30# ラリアット炸裂
ディアーナは憤慨しながら岩場から離れ、林の中に消えて行った。
ディアーナからラリアットとかいう技を受けたレオンハルトは、喉をさすりながら馬鹿みたいに笑っており、スティーヴンは毎度の事だと無の表情になっている。
ディアーナがその場から離れ、焚き火の前に男二人が残される。無言の時間が流れる。
無言の時間が流れる。かなり流れる。
やがて、沈黙に耐えられなくなったスティーヴンが口を開いた。
「時にレオンハルト殿…聞きたい事があるのだが…」
「何だよ」
ラリアットのダメージを受け、痛むであろう喉を愛しそうに撫でながら、ぶっきらぼうに答えるレオンハルト。
━━━与えられたものなら苦痛さえ愛しいとか?……いかん、ディアーナ嬢が変態呼ばわりするから、レオンハルト殿の行動が本当に変態にしか見えない……かつて私が恋していたオフィーリアの元がコレか?━━━
邪念を払拭するように首を振って、レオンハルトに尋ねる。
「前々から聞きたいと思っていたのだが、私との逢瀬の時の、あのオフィーリアの言葉は…レオンハルト殿が芝居をしていたのか?」
「え…それ、聞く?」
レオンハルトの顔が曇る。が、本人が知りたいならいいか、位の軽い口調で話し出した。
「俺は、まわりには俺の姿がオフィーリアに見えるように魔法使っていたし、人が居る場所で王子サマと会ってる時は、なるべく女っぽい台詞言ったりしていたけどな…………………」
言いよどむレオンハルトは、長い沈黙を生む。だが、答えを待っているスティーヴンの姿が、お預けを食らっている犬のようで……

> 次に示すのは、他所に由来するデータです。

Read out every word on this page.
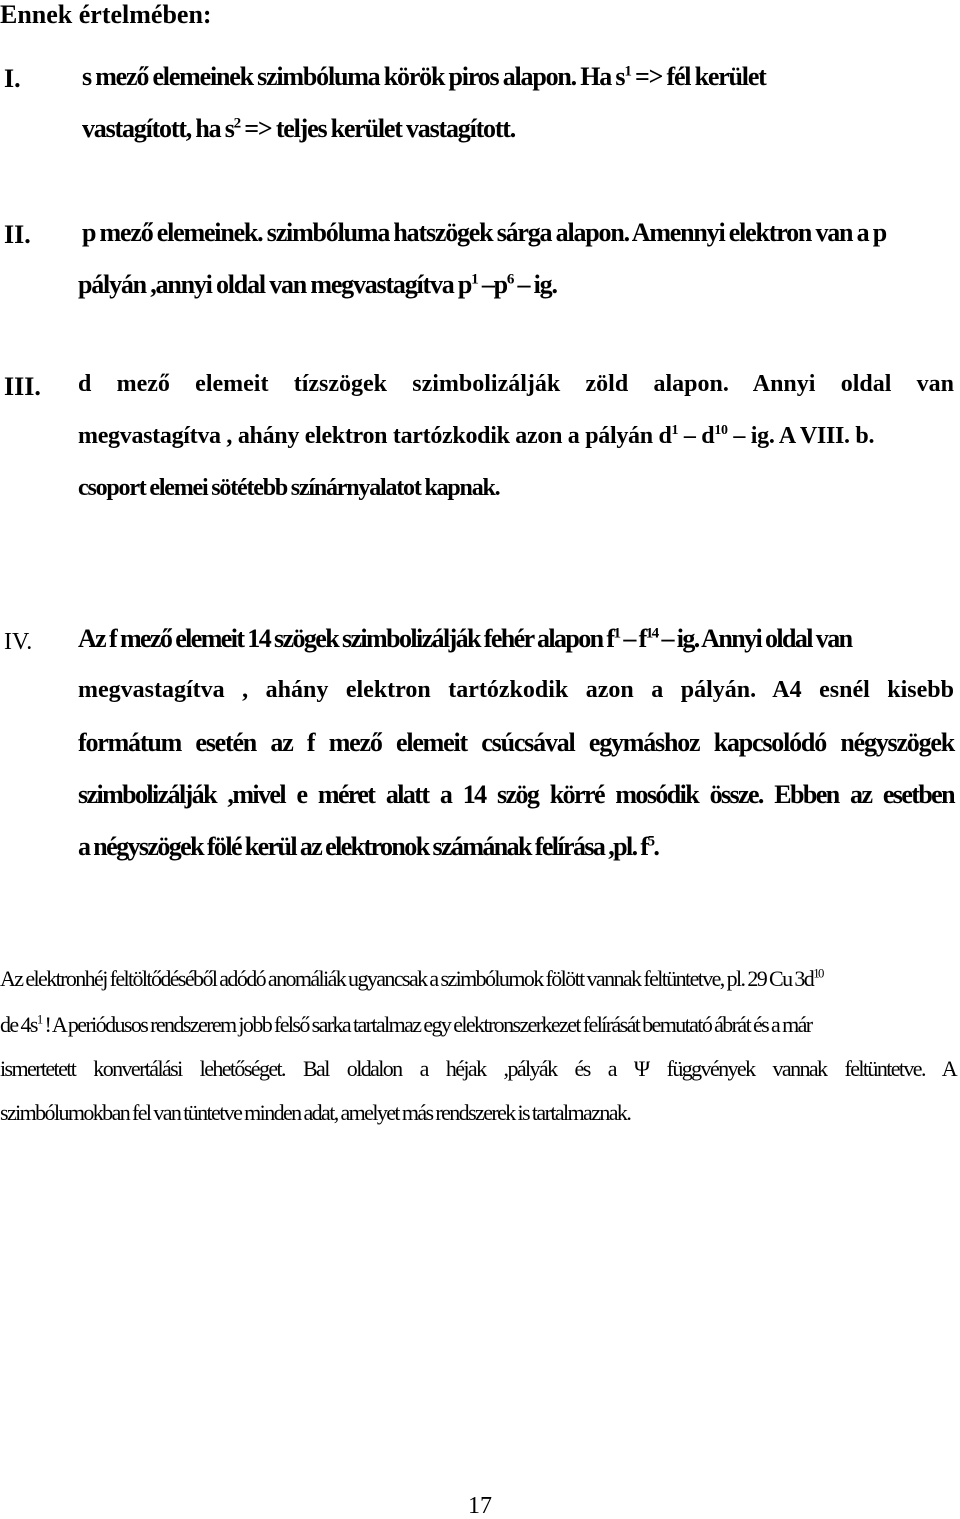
Ennek értelmében:
I. s mező elemeinek szimbóluma körök piros alapon. Ha $s^1$ => fél kerület
vastagított, ha $s^2$ => teljes kerület vastagított.
II. p mező elemeinek. szimbóluma hatszögek sárga alapon. Amennyi elektron van a p
pályán ,annyi oldal van megvastagítva $p^1$ $-p^6$ – ig.
III. d mező elemeit tízszögek szimbolizálják zöld alapon. Annyi oldal van
megvastagítva , ahány elektron tartózkodik azon a pályán $d^1 - d^{10}$ – ig. A VIII. b.
csoport elemei sötétebb színárnyalatot kapnak.
IV. Az f mező elemeit 14 szögek szimbolizálják fehér alapon $f^1 - f^{14}$ – ig. Annyi oldal van
megvastagítva , ahány elektron tartózkodik azon a pályán. A4 esnél kisebb
formátum esetén az f mező elemeit csúcsával egymáshoz kapcsolódó négyszögek
szimbolizálják ,mivel e méret alatt a 14 szög körré mosódik össze. Ebben az esetben
a négyszögek fölé kerül az elektronok számának felírása ,pl. $f^5$.
Az elektronhéj feltöltődéséből adódó anomáliák ugyancsak a szimbólumok fölött vannak feltüntetve, pl. 29 Cu $3d^{10}$
de $4s^1$ ! A periódusos rendszerem jobb felső sarka tartalmaz egy elektronszerkezet felírását bemutató ábrát és a már
ismertetett konvertálási lehetőséget. Bal oldalon a héjak ,pályák és a Ψ függvények vannak feltüntetve. A
szimbólumokban fel van tüntetve minden adat, amelyet más rendszerek is tartalmaznak.
17
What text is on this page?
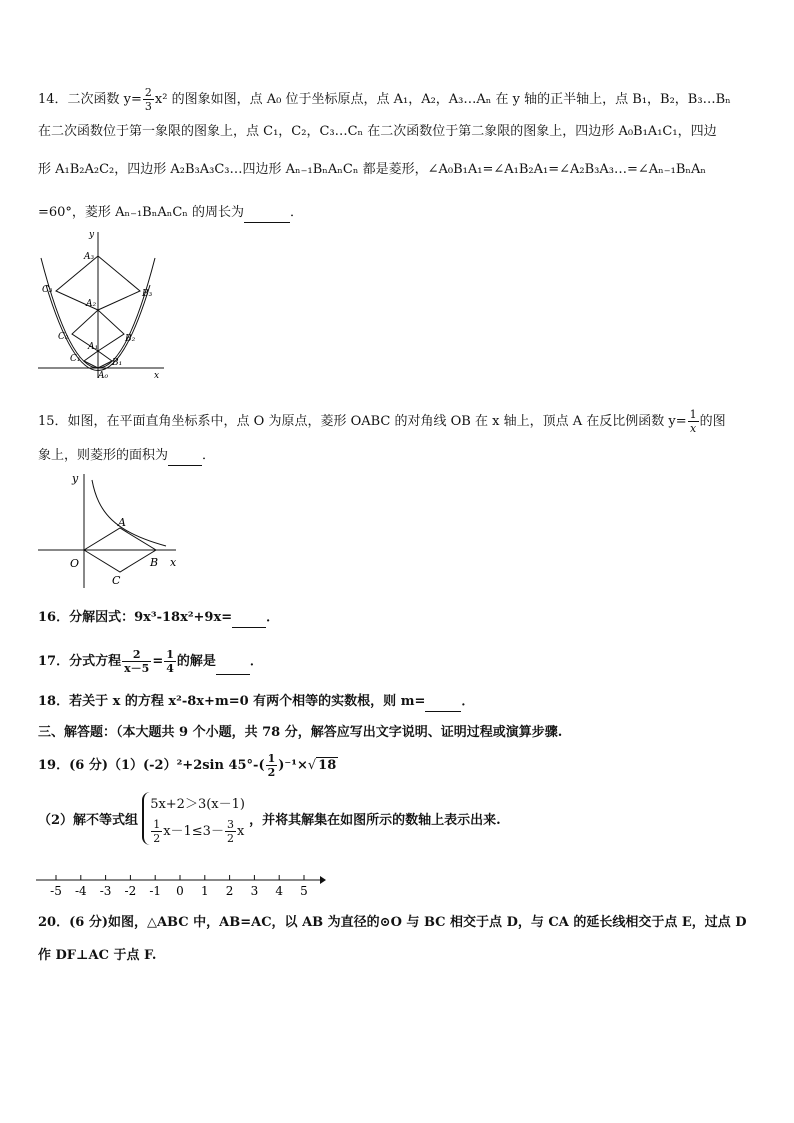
14．二次函数 $y= \frac{2}{3} x^2$ 的图象如图，点 A₀ 位于坐标原点，点 A₁，A₂，A₃…Aₙ 在 y 轴的正半轴上，点 B₁，B₂，B₃…Bₙ
在二次函数位于第一象限的图象上，点 C₁，C₂，C₃…Cₙ 在二次函数位于第二象限的图象上，四边形 A₀B₁A₁C₁，四边
形 A₁B₂A₂C₂，四边形 A₂B₃A₃C₃…四边形 Aₙ₋₁BₙAₙCₙ 都是菱形，∠A₀B₁A₁=∠A₁B₂A₁=∠A₂B₃A₃…=∠Aₙ₋₁BₙAₙ
=60°，菱形 Aₙ₋₁BₙAₙCₙ 的周长为	．
y
x
A₀
A₁
A₂
A₃
B₁
B₂
B₃
C₁
C₂
C₃
15．如图，在平面直角坐标系中，点 O 为原点，菱形 OABC 的对角线 OB 在 x 轴上，顶点 A 在反比例函数 $y= \frac{1}{x}$ 的图
象上，则菱形的面积为	．
y
A
O	B x
C
16．分解因式：9x³-18x²+9x=	．
17．分式方程 $\frac{2}{x-5} = \frac{1}{4}$ 的解是	．
18．若关于 x 的方程 x²-8x+m=0 有两个相等的实数根，则 m=	．
三、解答题：（本大题共 9 个小题，共 78 分，解答应写出文字说明、证明过程或演算步骤.
19．(6 分)（1）(-2）²+2sin $45^\circ-( \frac{1}{2} )^{-1}\times√$ 18
（2）解不等式组
5x+2＞3(x－1)
$\frac{1}{2} x-1\le 3- \frac{3}{2}$ x
，并将其解集在如图所示的数轴上表示出来.
-5 -4 -3 -2 -1 0 1 2 3 4 5
20．(6 分)如图，△ABC 中，AB=AC，以 AB 为直径的⊙O 与 BC 相交于点 D，与 CA 的延长线相交于点 E，过点 D
作 DF⊥AC 于点 F.
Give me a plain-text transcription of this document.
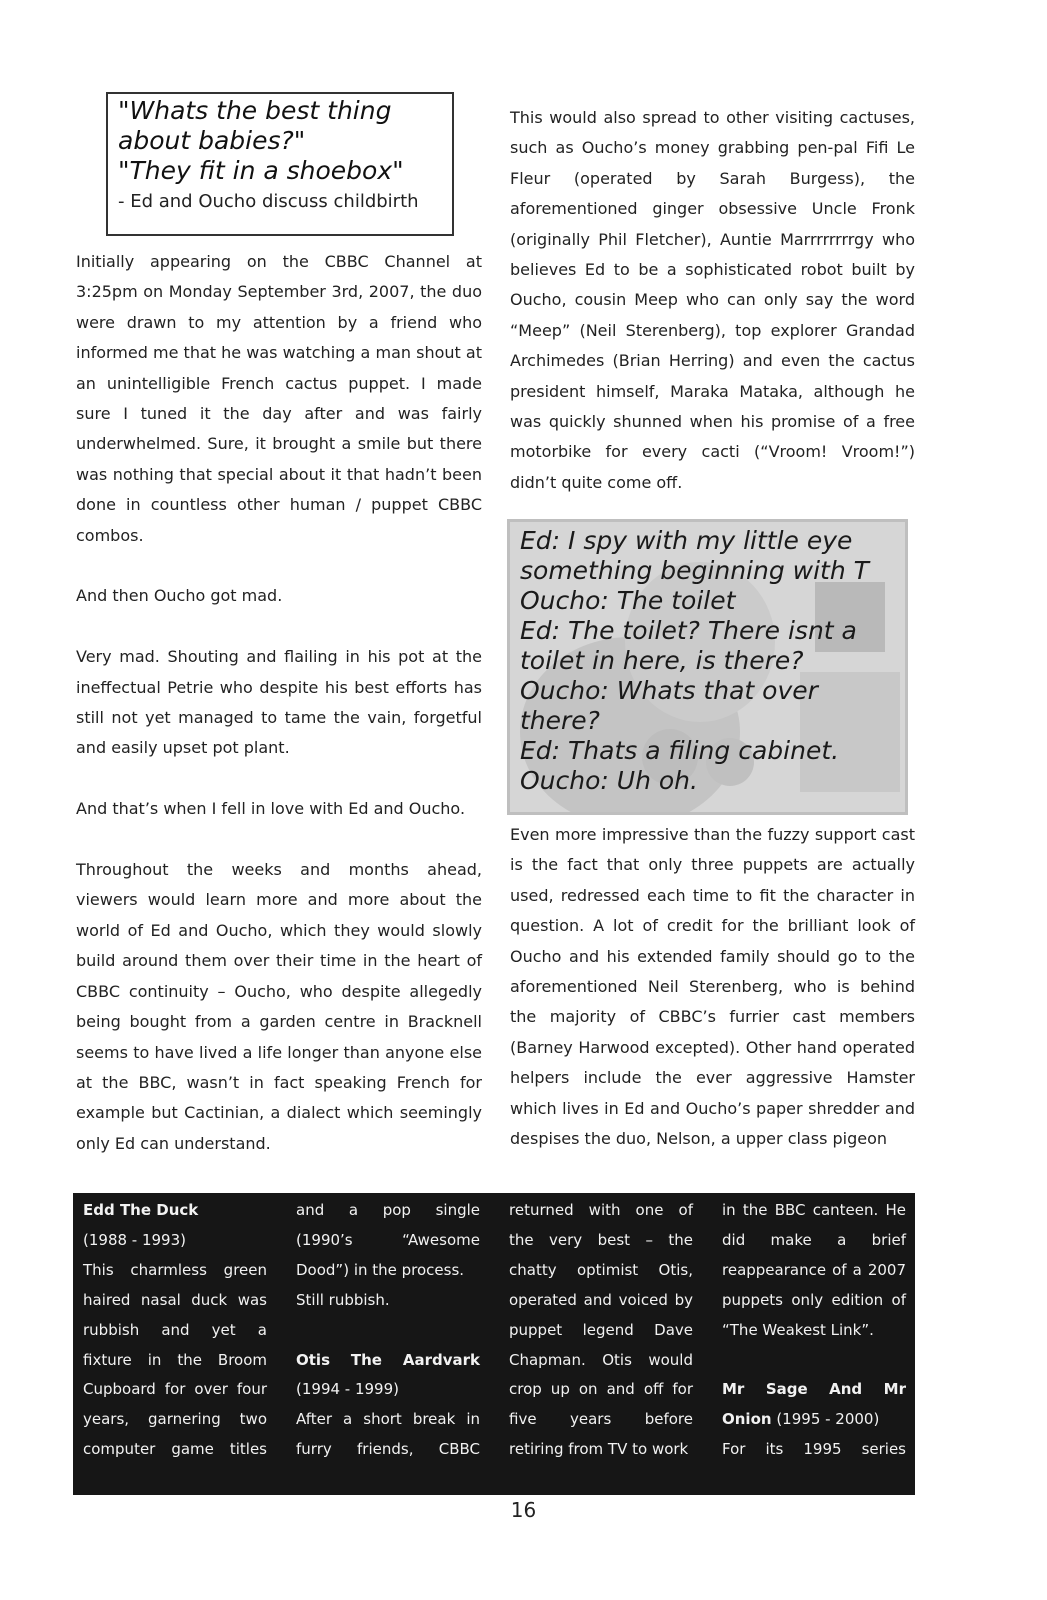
"Whats the best thing

about babies?"

"They fit in a shoebox"

- Ed and Oucho discuss childbirth

Initially appearing on the CBBC Channel at 3:25pm on Monday September 3rd, 2007, the duo were drawn to my attention by a friend who informed me that he was watching a man shout at an unintelligible French cactus puppet. I made sure I tuned it the day after and was fairly underwhelmed. Sure, it brought a smile but there was nothing that special about it that hadn’t been done in countless other human / puppet CBBC combos.

And then Oucho got mad.

Very mad. Shouting and flailing in his pot at the ineffectual Petrie who despite his best efforts has still not yet managed to tame the vain, forgetful and easily upset pot plant.

And that’s when I fell in love with Ed and Oucho.

Throughout the weeks and months ahead, viewers would learn more and more about the world of Ed and Oucho, which they would slowly build around them over their time in the heart of CBBC continuity – Oucho, who despite allegedly being bought from a garden centre in Bracknell seems to have lived a life longer than anyone else at the BBC, wasn’t in fact speaking French for example but Cactinian, a dialect which seemingly only Ed can understand.

This would also spread to other visiting cactuses, such as Oucho’s money grabbing pen-pal Fifi Le Fleur (operated by Sarah Burgess), the aforementioned ginger obsessive Uncle Fronk (originally Phil Fletcher), Auntie Marrrrrrrrgy who believes Ed to be a sophisticated robot built by Oucho, cousin Meep who can only say the word “Meep” (Neil Sterenberg), top explorer Grandad Archimedes (Brian Herring) and even the cactus president himself, Maraka Mataka, although he was quickly shunned when his promise of a free motorbike for every cacti (“Vroom! Vroom!”) didn’t quite come off.

Ed: I spy with my little eye

something beginning with T

Oucho: The toilet

Ed: The toilet? There isnt a

toilet in here, is there?

Oucho: Whats that over

there?

Ed: Thats a filing cabinet.

Oucho: Uh oh.

Even more impressive than the fuzzy support cast is the fact that only three puppets are actually used, redressed each time to fit the character in question. A lot of credit for the brilliant look of Oucho and his extended family should go to the aforementioned Neil Sterenberg, who is behind the majority of CBBC’s furrier cast members (Barney Harwood excepted). Other hand operated helpers include the ever aggressive Hamster which lives in Ed and Oucho’s paper shredder and despises the duo, Nelson, a upper class pigeon

Edd The Duck

(1988 - 1993)

This charmless green

haired nasal duck was

rubbish and yet a

fixture in the Broom

Cupboard for over four

years, garnering two

computer game titles

and a pop single

(1990’s “Awesome

Dood”) in the process.

Still rubbish.

Otis The Aardvark

(1994 - 1999)

After a short break in

furry friends, CBBC

returned with one of

the very best – the

chatty optimist Otis,

operated and voiced by

puppet legend Dave

Chapman. Otis would

crop up on and off for

five years before

retiring from TV to work

in the BBC canteen. He

did make a brief

reappearance of a 2007

puppets only edition of

“The Weakest Link”.

Mr Sage And Mr

Onion (1995 - 2000)

For its 1995 series

16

根負けしたレオンハルトは頭をガシガシと掻きながら、話を続ける。
「王子サマと二人きりの時は、王子サマに魔法かけていたからな…なので、その時に王子サマが聞いたオフィーリアの言葉は、すべて王子サマの理想であり妄想でした!」
「わ、私の妄想?」
「そ、自分に都合の良い幻覚が見える的な…?俺は無言で突っ立っていただけ。」
「…………………」
「『これ以上、私を君に溺れさせる気なのか』とか暑苦しい顔で言われた時は、俺、妄想の中で何を言わされたんだと思ったし、さすがに罪悪感あったけど。」
「…………………」
スティーヴンは微動だにしない。石化状態である。
「え~と…………ドンマイ!」
「どこの国の言葉ですかソレ!馬鹿にされた気しかしないんですが!」
いい笑顔のレオンハルトに涙目で噛み付く勢いのスティーヴン。